With Paul and Gamay looking on, Kurt marked the landing zone. “If we’re right, Ryland’s pumping station is here. The last satellite pass before the storm showed two heat plumes. One large and one negligible. We have to assume the large flare is a result of the turbines and the geothermal layer they’ve tapped into.”
Joe measured once, scribbled some numbers and then measured again. Shaking his head, he looked up. “We’re still too far out. Even with the extra fuel we loaded on the Jayhawk and a one-way trip in mind.”
At that moment Zama came in. “How goes it, my friends?”
“Up and down,” Kurt said. “How’s the ship?”
“About the same. My men and the Chinese crew who stayed aboard have shored up all the hatches using two-by-fours and other materials. But they’re nervous. And they don’t know what we’re getting into. Do you?”
As Zama spoke, the trawler rolled with another swell.

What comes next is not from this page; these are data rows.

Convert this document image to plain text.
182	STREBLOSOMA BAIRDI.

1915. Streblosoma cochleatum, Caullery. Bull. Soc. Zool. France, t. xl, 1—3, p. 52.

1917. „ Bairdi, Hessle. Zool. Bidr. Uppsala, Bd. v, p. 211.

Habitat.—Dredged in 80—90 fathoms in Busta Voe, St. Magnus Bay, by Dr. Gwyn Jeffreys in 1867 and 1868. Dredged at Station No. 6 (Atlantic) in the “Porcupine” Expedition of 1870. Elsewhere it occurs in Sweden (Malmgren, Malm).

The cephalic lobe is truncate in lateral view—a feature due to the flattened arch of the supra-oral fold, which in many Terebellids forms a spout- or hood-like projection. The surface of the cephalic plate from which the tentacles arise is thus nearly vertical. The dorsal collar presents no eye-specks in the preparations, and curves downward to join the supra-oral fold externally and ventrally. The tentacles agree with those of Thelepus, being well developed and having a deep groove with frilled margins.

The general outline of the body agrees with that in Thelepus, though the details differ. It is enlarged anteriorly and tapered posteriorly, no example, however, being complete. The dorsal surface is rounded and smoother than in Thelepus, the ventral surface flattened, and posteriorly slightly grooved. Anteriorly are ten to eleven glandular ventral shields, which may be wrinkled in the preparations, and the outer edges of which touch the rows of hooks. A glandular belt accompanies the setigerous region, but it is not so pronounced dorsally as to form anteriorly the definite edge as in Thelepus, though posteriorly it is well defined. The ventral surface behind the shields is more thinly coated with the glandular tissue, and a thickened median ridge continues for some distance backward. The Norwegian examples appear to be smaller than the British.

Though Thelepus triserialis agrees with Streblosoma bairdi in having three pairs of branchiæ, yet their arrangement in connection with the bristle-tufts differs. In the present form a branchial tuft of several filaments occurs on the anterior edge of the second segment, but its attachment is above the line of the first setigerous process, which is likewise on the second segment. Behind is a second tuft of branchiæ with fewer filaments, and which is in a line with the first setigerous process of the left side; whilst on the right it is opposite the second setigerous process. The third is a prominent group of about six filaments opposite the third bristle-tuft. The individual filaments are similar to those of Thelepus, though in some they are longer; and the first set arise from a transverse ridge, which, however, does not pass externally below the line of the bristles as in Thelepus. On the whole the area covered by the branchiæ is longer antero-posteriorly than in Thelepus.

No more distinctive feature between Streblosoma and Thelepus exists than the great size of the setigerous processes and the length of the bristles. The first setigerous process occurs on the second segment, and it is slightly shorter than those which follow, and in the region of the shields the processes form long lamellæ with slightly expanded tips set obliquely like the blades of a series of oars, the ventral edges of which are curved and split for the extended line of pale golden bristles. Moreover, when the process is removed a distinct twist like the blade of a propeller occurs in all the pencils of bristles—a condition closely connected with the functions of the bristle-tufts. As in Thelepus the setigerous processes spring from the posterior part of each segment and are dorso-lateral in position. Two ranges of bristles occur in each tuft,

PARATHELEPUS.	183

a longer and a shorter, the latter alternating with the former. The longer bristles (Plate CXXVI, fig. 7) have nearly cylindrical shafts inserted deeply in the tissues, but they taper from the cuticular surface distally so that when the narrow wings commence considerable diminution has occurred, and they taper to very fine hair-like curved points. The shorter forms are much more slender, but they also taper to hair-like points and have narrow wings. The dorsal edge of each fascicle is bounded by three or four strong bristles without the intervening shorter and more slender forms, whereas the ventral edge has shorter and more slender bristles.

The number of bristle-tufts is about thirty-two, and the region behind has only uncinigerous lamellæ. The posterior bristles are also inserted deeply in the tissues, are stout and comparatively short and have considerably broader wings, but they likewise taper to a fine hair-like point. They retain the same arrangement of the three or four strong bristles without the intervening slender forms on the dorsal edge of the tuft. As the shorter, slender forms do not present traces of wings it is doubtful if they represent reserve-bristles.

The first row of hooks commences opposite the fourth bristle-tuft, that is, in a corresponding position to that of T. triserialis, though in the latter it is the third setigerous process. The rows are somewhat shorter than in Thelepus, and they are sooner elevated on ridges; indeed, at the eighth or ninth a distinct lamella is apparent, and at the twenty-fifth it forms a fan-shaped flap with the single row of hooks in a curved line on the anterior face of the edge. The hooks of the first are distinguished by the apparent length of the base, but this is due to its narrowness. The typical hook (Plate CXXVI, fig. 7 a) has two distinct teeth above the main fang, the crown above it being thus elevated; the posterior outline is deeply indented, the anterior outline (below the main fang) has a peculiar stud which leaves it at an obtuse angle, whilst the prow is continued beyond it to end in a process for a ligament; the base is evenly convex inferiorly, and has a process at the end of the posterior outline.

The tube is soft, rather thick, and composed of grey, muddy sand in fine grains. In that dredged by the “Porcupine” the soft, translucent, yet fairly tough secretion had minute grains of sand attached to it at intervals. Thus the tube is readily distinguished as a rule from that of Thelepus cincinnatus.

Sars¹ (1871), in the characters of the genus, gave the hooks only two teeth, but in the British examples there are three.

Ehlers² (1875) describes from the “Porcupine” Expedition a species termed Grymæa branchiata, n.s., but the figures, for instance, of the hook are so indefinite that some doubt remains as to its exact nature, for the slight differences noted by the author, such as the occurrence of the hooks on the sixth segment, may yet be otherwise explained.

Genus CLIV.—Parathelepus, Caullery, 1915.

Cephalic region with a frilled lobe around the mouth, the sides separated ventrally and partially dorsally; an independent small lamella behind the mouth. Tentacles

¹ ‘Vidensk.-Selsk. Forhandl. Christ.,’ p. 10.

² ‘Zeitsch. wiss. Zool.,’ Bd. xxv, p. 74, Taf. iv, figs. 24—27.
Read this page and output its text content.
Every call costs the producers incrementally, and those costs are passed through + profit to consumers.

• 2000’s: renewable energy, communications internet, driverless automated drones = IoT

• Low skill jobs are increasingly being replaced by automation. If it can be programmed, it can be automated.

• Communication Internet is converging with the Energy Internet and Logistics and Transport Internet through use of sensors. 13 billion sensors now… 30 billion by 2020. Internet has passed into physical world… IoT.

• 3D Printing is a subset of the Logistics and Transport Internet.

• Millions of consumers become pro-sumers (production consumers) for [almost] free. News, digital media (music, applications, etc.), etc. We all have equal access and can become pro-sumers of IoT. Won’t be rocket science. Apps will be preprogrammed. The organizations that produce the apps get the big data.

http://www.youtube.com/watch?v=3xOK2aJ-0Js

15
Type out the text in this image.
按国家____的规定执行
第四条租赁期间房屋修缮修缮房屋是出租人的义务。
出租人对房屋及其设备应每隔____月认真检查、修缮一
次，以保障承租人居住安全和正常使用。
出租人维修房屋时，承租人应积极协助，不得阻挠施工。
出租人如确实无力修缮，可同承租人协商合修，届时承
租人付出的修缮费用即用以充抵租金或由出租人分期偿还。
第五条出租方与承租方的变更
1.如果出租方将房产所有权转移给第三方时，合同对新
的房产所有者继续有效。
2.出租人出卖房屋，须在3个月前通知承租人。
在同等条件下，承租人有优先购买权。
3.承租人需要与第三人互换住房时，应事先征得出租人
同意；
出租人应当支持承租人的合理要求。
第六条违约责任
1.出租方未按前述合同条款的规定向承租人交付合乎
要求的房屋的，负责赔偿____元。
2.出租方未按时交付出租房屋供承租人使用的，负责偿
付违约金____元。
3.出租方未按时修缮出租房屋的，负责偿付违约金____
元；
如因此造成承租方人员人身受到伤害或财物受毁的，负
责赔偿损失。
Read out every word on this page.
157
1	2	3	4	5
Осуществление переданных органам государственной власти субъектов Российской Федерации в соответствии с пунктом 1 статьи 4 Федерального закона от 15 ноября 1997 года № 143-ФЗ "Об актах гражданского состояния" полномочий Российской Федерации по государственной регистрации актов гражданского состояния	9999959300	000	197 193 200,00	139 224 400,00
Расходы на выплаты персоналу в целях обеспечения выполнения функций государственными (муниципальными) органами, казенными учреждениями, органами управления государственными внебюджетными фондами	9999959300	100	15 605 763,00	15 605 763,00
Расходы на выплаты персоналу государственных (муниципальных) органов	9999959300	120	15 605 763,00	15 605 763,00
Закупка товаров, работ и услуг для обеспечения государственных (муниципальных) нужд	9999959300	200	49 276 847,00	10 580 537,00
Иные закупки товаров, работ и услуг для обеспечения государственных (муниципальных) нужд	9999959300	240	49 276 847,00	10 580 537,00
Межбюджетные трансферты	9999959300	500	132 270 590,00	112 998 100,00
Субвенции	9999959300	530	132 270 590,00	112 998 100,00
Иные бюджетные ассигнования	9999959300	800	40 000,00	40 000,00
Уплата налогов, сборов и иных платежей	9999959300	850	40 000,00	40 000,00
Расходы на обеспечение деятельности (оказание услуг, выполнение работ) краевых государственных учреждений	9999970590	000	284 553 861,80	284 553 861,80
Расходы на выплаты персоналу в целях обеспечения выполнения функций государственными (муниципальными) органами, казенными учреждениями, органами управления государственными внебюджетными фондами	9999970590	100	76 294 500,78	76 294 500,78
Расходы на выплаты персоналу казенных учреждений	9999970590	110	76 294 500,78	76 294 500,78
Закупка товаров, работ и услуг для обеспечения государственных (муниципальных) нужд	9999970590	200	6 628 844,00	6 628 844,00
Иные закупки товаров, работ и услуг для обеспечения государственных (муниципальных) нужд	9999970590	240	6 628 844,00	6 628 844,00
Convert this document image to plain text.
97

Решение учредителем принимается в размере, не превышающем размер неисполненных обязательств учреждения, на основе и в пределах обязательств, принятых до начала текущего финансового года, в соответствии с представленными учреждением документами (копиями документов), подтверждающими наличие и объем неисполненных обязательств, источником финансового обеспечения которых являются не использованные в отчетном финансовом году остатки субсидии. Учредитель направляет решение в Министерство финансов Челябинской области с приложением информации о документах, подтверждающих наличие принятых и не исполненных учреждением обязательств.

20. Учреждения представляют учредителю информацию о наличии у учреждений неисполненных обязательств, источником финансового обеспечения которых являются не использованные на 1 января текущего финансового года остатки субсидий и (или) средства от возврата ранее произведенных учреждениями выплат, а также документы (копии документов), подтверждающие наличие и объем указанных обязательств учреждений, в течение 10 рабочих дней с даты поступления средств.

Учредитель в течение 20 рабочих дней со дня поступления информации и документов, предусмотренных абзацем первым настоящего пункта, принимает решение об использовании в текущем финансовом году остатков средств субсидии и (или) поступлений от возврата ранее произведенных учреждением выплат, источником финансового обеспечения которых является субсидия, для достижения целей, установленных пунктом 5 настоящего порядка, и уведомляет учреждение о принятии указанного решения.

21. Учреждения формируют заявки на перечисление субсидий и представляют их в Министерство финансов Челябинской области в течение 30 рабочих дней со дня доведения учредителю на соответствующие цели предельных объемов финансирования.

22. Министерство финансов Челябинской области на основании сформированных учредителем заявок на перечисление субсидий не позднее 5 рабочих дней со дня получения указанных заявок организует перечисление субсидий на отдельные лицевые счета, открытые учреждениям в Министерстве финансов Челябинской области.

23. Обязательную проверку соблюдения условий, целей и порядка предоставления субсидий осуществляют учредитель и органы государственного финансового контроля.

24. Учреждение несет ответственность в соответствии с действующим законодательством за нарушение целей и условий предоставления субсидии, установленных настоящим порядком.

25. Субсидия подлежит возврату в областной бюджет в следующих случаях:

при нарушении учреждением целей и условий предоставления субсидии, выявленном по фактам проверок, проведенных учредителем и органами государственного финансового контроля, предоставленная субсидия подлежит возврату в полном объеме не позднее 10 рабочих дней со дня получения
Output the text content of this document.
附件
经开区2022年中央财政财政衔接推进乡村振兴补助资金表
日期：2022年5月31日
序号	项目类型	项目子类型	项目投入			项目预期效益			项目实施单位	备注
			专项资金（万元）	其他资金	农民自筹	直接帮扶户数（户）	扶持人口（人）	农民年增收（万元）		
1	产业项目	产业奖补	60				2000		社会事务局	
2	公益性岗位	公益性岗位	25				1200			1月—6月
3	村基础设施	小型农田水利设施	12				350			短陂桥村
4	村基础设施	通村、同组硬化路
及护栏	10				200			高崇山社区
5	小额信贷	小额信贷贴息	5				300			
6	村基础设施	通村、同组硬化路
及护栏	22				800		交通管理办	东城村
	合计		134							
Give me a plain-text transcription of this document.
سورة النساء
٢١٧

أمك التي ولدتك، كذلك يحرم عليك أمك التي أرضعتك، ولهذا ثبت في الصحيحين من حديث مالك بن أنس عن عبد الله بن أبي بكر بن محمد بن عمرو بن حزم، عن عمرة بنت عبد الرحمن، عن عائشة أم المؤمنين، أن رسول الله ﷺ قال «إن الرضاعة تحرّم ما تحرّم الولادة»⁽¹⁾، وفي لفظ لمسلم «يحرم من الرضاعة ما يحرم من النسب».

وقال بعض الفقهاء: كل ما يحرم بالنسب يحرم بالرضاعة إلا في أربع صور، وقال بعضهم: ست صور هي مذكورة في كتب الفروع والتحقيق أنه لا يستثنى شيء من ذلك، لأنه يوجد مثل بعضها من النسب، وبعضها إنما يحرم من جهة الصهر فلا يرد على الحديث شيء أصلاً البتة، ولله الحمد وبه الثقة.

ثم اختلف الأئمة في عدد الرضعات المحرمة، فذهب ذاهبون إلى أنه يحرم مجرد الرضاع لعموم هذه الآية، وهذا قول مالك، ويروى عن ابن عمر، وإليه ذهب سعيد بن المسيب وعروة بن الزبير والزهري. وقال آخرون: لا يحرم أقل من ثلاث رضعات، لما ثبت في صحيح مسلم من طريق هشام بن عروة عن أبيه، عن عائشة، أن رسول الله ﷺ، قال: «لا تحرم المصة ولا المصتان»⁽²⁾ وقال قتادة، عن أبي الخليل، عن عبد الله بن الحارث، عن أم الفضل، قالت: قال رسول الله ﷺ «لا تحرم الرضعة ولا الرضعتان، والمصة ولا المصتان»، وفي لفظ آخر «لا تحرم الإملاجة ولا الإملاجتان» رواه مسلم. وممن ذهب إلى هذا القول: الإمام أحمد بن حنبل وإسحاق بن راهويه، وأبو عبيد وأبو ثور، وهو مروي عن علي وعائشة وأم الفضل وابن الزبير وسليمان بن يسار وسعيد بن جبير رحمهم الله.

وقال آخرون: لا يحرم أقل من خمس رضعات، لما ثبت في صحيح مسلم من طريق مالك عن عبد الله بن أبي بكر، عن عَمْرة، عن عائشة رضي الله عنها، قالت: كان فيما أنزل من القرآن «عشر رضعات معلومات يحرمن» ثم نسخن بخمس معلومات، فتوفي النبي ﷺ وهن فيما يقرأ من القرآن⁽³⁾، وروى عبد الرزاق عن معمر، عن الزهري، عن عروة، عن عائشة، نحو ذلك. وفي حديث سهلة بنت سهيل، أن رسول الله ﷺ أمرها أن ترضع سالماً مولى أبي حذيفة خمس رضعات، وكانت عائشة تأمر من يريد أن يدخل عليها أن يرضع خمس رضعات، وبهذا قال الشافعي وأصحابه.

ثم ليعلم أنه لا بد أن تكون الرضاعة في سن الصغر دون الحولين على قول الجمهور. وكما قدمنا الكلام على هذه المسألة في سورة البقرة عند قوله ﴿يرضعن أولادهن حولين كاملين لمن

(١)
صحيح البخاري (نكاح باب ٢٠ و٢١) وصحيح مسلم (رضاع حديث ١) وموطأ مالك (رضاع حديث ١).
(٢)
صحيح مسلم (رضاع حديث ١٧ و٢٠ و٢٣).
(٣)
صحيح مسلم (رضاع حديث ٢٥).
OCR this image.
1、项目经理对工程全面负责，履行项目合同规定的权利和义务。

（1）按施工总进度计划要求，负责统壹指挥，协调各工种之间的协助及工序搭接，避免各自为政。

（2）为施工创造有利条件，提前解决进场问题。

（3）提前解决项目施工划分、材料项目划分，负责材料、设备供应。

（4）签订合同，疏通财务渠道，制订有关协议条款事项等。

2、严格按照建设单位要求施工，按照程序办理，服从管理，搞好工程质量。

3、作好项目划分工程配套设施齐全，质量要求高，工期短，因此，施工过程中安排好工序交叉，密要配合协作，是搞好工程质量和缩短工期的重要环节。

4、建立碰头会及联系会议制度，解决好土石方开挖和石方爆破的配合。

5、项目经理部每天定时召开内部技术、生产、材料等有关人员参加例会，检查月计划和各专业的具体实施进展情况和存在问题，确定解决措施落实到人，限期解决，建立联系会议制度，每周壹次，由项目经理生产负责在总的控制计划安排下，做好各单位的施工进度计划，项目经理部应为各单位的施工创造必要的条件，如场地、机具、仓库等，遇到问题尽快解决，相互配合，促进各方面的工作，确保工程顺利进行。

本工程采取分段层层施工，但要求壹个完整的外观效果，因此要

Kurt switched the coffee mug to the other hand and braced against the opposite bulkhead. “It’s going to get worse overnight.”
Zama didn’t look happy. “Then we’re going to be shipping water,” Zama told him. “It only takes one hatch or port to fail and we’ll have flooding inside.”
Kurt wasn’t about to put Zama and his men in danger. “You’ve done more than enough already. I promise you we’ll get off this boat so you turn back north before the bad stuff hits. We just need to get a little closer first.” He pointed to the map and Joe’s measuring stick. “We’re at least two hundred miles out of range. Can you coax any more speed out of this tub?”
“The diesel is old and running hot,” Zama said. “I can’t risk calling for more power. Losing the engine in this storm will be fatal for all of us.”
“Actually,” Joe said, looking up from the chart, “I was wrong. We have to leave now or abort the whole mission.”
Kurt turned back to Joe. “You just said we’re too far away.”
“We are,” Joe said. “But we’re going to get farther away the longer we wait.”
Kurt knew better than to fence with Joe on something mathematical. He had an engineer’s mind and did numbers like a computer. “Care to explain?”
Joe held out a hand. “Coffee mug.”
Kurt handed it over, and Joe placed it down on the chart on a specific spot. “This is the center of the storm.”